Researchers have modified a popular system for protein labelling and modification to reduce the risk of unwanted cross-reactions and so make it more accurate and effective.
With incredible specificity and powerful affinity for each other, the protein streptavidin and its small-molecule target biotin are truly the ‘Dynamic Duo’ of biological research, the researchers explain, and a perennial favourite for use in the design of biochemical experimental techniques. For example, one can easily subject biotin-linked proteins to highly specific labelling with streptavidin-linked fluorophores. Nonetheless, there is an important limitation to the system-streptavidin naturally forms tetramers (assemblies of four protein molecules) that bind up to four molecules of biotin, creating the potential for unexpected cross-linking of biotinylated targets. Efforts to engineer monomeric streptavidin variants have generally resulted in diminished biotin affinity.

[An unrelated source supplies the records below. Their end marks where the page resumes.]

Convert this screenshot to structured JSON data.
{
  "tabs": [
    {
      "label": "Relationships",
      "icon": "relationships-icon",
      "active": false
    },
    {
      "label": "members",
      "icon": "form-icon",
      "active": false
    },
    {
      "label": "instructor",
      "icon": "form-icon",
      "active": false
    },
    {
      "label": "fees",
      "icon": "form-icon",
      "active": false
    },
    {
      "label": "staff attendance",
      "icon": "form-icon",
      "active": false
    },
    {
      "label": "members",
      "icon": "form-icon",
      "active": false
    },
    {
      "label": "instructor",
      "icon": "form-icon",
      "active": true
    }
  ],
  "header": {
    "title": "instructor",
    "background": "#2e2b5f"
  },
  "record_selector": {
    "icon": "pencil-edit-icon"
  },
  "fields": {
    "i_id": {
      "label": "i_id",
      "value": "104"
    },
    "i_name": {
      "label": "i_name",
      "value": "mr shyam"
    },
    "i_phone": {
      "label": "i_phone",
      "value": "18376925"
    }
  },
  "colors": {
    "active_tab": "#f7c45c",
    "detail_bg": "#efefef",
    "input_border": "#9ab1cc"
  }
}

Now, Alice Ting and colleagues at Massachusetts Institute of Technology, Cambridge, have developed an alternative approach that involves engineering ‘dead’ streptavidin variants that can bind to each other but not to biotin. By combining the two types of streptavidin monomers in the proper proportions and isolating tetramers that consist of three dead subunits and one active subunit, they obtain streptavidin complexes that are functionally monomeric and bind only one molecule of biotin.
They have demonstrated that the hybrid tetramers retain normal affinity for biotin but induce far less ‘clumping’ of biotinylated targets relative to wild-type streptavidin tetramers. This approach also offers the possibility of building divalent and trivalent tetramers. According to Kai Johnsson of the École Polytechnique Fédérale de Lausanne, Lausanne, Switzerland, “the existing plentitude of applications of the streptavidin-biotin interaction provides an enormous playground for streptavidins with reduced but defined valencies.”
More details can be found in April’s Nature Methods.